Doch nicht nur die Sicherheit unseres Teams ist wichtig, sondern auch jene der Lieferant:innen und Fahrer:innen. Fast täglich bekommen wir zu hören: „Wir können nicht liefern. Es gibt Angriffe neben dem Lager oder auf der Straße.“ Manche Fahrer:innen weigern sich, bestimmte Gebiete anzufahren, weil es zu riskant ist.

Gleichzeitig rufen unsere mobilen Einsatzteams an: „Die Leute frieren draußen. Könnt ihr noch schneller sein?“ Der Druck ist enorm, aber wir sehen auch die Wirkung unserer Arbeit. Dafür geben wir alles.

War, winter, and little respite: Lebanon’s displaced brace for the cold
Maryam Srour/MSF
Der Transport der Hilfsgüter ist herausfordernd.

Tägliche neue Wege finden

Jeden Tag gibt es eine Herausforderung, die ich vorher noch nie so erlebt habe. Als Logistiker muss ich mich darum kümmern, dass die richtigen Hilfsgüter rechtzeitig bestellt werden. Und zeitgerecht dorthin kommen, wo die Menschen sie brauchen. Ich mag diese Herausforderung, für jedes Hindernis eine Lösung zu finden.

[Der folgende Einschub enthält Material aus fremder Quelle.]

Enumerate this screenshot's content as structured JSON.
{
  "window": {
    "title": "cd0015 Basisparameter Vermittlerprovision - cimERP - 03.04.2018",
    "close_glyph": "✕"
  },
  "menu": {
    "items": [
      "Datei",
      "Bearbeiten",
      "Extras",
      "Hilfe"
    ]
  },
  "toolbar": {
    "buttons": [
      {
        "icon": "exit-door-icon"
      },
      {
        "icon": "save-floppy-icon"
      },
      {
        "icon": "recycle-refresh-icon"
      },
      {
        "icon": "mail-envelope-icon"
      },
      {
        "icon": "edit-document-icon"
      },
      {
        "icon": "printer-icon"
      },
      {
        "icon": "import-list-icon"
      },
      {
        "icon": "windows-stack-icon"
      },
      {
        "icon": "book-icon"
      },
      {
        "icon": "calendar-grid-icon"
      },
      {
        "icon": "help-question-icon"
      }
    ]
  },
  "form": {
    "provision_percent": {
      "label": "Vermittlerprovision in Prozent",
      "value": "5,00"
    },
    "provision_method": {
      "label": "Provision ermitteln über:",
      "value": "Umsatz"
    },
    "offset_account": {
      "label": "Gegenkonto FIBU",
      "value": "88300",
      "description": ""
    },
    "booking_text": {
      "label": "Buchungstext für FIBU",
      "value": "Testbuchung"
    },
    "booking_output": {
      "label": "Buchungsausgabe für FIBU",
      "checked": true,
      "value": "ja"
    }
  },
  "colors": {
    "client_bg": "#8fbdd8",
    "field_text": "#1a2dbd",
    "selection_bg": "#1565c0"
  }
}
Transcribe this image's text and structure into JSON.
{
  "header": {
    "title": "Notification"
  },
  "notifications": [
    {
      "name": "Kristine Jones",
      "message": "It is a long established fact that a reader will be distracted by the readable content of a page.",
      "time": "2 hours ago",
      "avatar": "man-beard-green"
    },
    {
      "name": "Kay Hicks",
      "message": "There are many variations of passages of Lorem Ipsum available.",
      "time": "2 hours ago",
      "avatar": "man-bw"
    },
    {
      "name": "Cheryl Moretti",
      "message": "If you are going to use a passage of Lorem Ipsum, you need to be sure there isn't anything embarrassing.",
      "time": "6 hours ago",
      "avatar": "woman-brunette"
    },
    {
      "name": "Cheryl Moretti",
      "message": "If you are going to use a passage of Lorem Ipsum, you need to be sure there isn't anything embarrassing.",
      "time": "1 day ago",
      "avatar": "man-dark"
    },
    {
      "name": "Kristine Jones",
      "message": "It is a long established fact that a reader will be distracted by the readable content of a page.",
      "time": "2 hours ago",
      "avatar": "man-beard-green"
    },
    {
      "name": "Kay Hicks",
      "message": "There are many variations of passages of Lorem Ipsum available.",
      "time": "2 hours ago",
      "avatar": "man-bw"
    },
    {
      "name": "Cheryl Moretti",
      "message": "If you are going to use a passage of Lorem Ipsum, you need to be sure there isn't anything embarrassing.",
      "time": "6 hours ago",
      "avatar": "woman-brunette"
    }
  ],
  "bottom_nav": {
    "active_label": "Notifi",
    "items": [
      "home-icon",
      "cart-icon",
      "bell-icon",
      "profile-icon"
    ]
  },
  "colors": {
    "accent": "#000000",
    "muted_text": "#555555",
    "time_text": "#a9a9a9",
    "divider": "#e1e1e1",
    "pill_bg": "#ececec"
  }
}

Endlich der Waffenstillstand

Dann kommt der Tag des Waffenstillstands: Es ist der 26. November 2024. Ich fühle die Aufbruchsstimmung in Beirut. Überall sieht man Menschen, die ihre Autos mit Matratzen, mit Habseligkeiten, beladen. Sie kehren in den Süden zurück. 

Dieses Gefühl ist einzigartig: Das Gefühl, die Menschen während einer schwierigen Zeit begleitet zu haben. 

Und dann zu erleben, wie sie aufatmen, wie sie sich freuen. Und wie sie nach Wochen und Monaten in ihr Zuhause zurückkehren.

Wenige Tage später endet mein Einsatz, und ich befinde mich wieder am Wiener Flughafen. Seit meiner Abreise sind sechs Wochen vergangen. Die Zeit ist wie im Flug vergangen – und es fühlt sich gleichzeitig wie eine Ewigkeit an.